La volonté du Conseil d’Etat d’associer les entreprises, c’est ce qui a permis de «transformer une fête du 1er Août en grand voyage», selon l’expression de Pascal Broulis. Ces dernières années, des délégations valaisanne, genevoise et zurichoise s’étaient rendues en Russie à l’occasion de la fête nationale, à l’invitation de la diplomatie suisse, mais sans que cela prenne la forme d’une telle ambassade.

Affirmation du canton de Vaud à l’extérieur, recherche de marchés à fort potentiel de croissance, proclamation d’un désir de partenariat privilégié avec la Russie: il y a de tout cela dans le voyage officiel vaudois, au cours duquel de nombreux liens culturels et historiques seront évoqués.

Indépendamment des accords qui pourraient être conclus durant cette visite, dans le domaine commercial notamment, cette démarche inédite veut s’inscrire dans un travail à long terme portant sur les échanges économiques et commerciaux, la recherche, l’innovation, le tourisme et le sport.

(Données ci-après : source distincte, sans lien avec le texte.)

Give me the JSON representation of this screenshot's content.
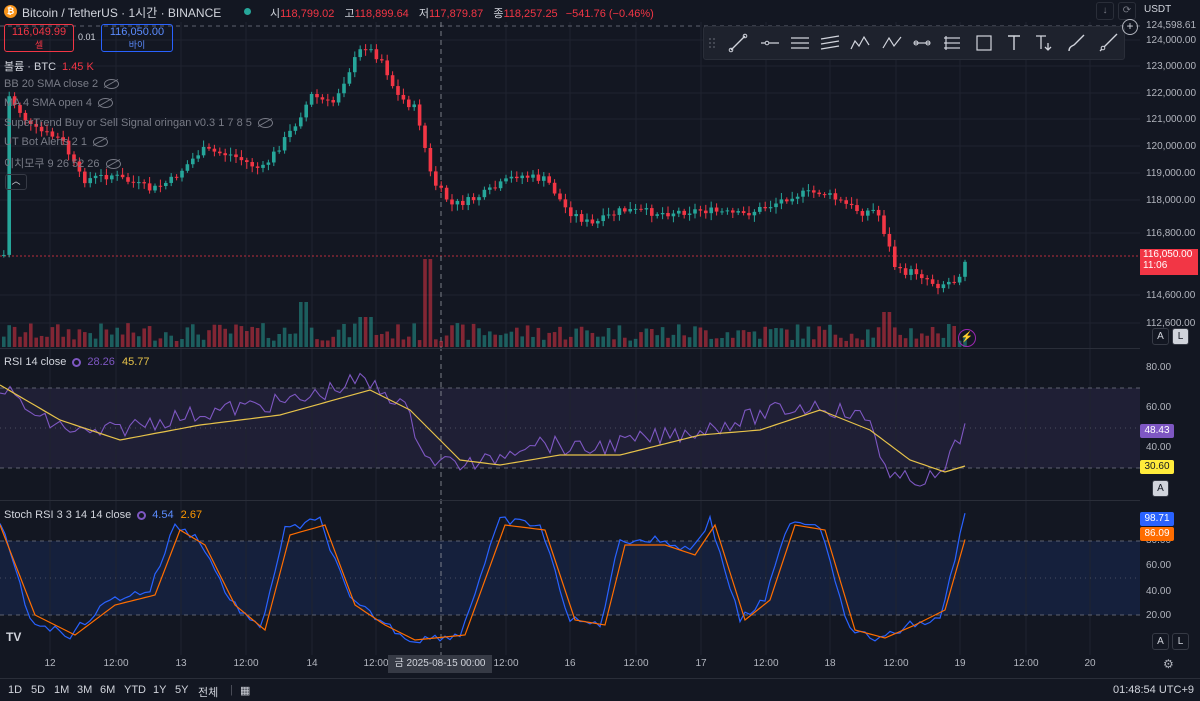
{
  "header": {
    "symbol": "Bitcoin / TetherUS · 1시간 · BINANCE",
    "ohlc": {
      "o_label": "시",
      "o": "118,799.02",
      "h_label": "고",
      "h": "118,899.64",
      "l_label": "저",
      "l": "117,879.87",
      "c_label": "종",
      "c": "118,257.25",
      "chg": "−541.76 (−0.46%)"
    },
    "sell_price": "116,049.99",
    "sell_label": "셀",
    "buy_price": "116,050.00",
    "buy_label": "바이",
    "spread": "0.01",
    "currency": "USDT"
  },
  "legends": {
    "volume_label": "볼륨 · BTC",
    "volume_value": "1.45 K",
    "indicators": [
      "BB 20 SMA close 2",
      "MA 4 SMA open 4",
      "SuperTrend Buy or Sell Signal oringan v0.3 1 7 8 5",
      "UT Bot Alerts 2 1",
      "이치모쿠 9 26 52 26"
    ]
  },
  "rsi": {
    "label": "RSI 14 close",
    "v1": "28.26",
    "v2": "45.77",
    "tag1": "48.43",
    "tag2": "30.60"
  },
  "stoch": {
    "label": "Stoch RSI 3 3 14 14 close",
    "k": "4.54",
    "d": "2.67",
    "tag1": "98.71",
    "tag2": "86.09"
  },
  "price_axis": [
    "124,598.61",
    "124,000.00",
    "123,000.00",
    "122,000.00",
    "121,000.00",
    "120,000.00",
    "119,000.00",
    "118,000.00",
    "116,800.00",
    "114,600.00",
    "112,600.00"
  ],
  "price_tag": {
    "price": "116,050.00",
    "countdown": "11:06"
  },
  "rsi_axis": [
    "80.00",
    "60.00",
    "40.00"
  ],
  "stoch_axis": [
    "80.00",
    "60.00",
    "40.00",
    "20.00"
  ],
  "time_axis": [
    "12",
    "12:00",
    "13",
    "12:00",
    "14",
    "12:00",
    "12:00",
    "16",
    "12:00",
    "17",
    "12:00",
    "18",
    "12:00",
    "19",
    "12:00",
    "20"
  ],
  "crosshair_time": "금 2025-08-15  00:00",
  "bottom": {
    "ranges": [
      "1D",
      "5D",
      "1M",
      "3M",
      "6M",
      "YTD",
      "1Y",
      "5Y",
      "전체"
    ],
    "clock": "01:48:54 UTC+9"
  },
  "toggles": {
    "a": "A",
    "l": "L"
  },
  "colors": {
    "up": "#26a69a",
    "down": "#f23645",
    "rsi": "#7e57c2",
    "rsi_ma": "#e6c24a",
    "stoch_k": "#2962ff",
    "stoch_d": "#ff6d00"
  }
}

«Comme entreprise citoyenne, il était naturel que nous participions à une initiative de cette taille pilotée par les autorités», note ainsi Daniel Herrera, le porte-parole de Kudelski. Une entreprise qui est également intéressée à s’étendre sur un marché russe où elle est déjà présente, notamment dans le domaine du contrôle des accès physiques (stades, stations de ski, bâtiments officiels).

«Grande visibilité»

De même que les secteurs du luxe et de l’hôtellerie, les cliniques sont représentées en force dans la délégation. «Nous comptons bien profiter de la grande visibilité de cette présence», explique Dominique Carrupt, directeur de la Clinique La Prairie, qui compte déjà près de 18% de Russes dans sa clientèle.

Les écoles privées, en revanche, ne se sont pas montrées intéressées, du fait qu’elles ne seraient déjà plus en mesure de répondre aux demandes venant de Russie.

L’organisation de ce voyage a été confiée, sur appel d’offres, à l’agence Farner et à son directeur, Marc Comina.

Le budget est d’environ 1,2 million de francs, assuré par un partenariat public-privé à parts égales. Le financement public provient du canton de Vaud (400 000 francs), de la Ville de Lausanne (100 000 francs), ainsi que d’une contribution de Pro Helvetia. Les entreprises participant au voyage ont assuré des contributions de 10 000 à 50 000 francs, en cash ou en nature, en échange des prestations et de l’écho médiatique offerts sur place. Après un séminaire d’introduction au marché russe, des rencontres «business» doivent favoriser la recherche de partenaires entre entreprises vaudoises et russes, par l’entremise de la Chambre du commerce et de l’industrie de Moscou, organisme rattaché à l’administration de la capitale.

Sur le plan politique, des rencontres sont prévues avec la mairie de Moscou ainsi qu’avec des parlementaires russes. Le programme comprend aussi l’inauguration d’une exposition de l’ECAL, «Crystal Show», la présentation par le Musée de l’Elysée des photographies de Pierre Gilliard, précepteur du dernier tsarévitch, un colloque historique sur «Les Vaudois et la Russie», ainsi que la visite de l’Université technique de Moscou.

«Nous ne répéterons pas forcément l’opération en Australie ou aux Etats-Unis, assure Pascal Broulis. Le canton de Vaud est historiquement russophile.»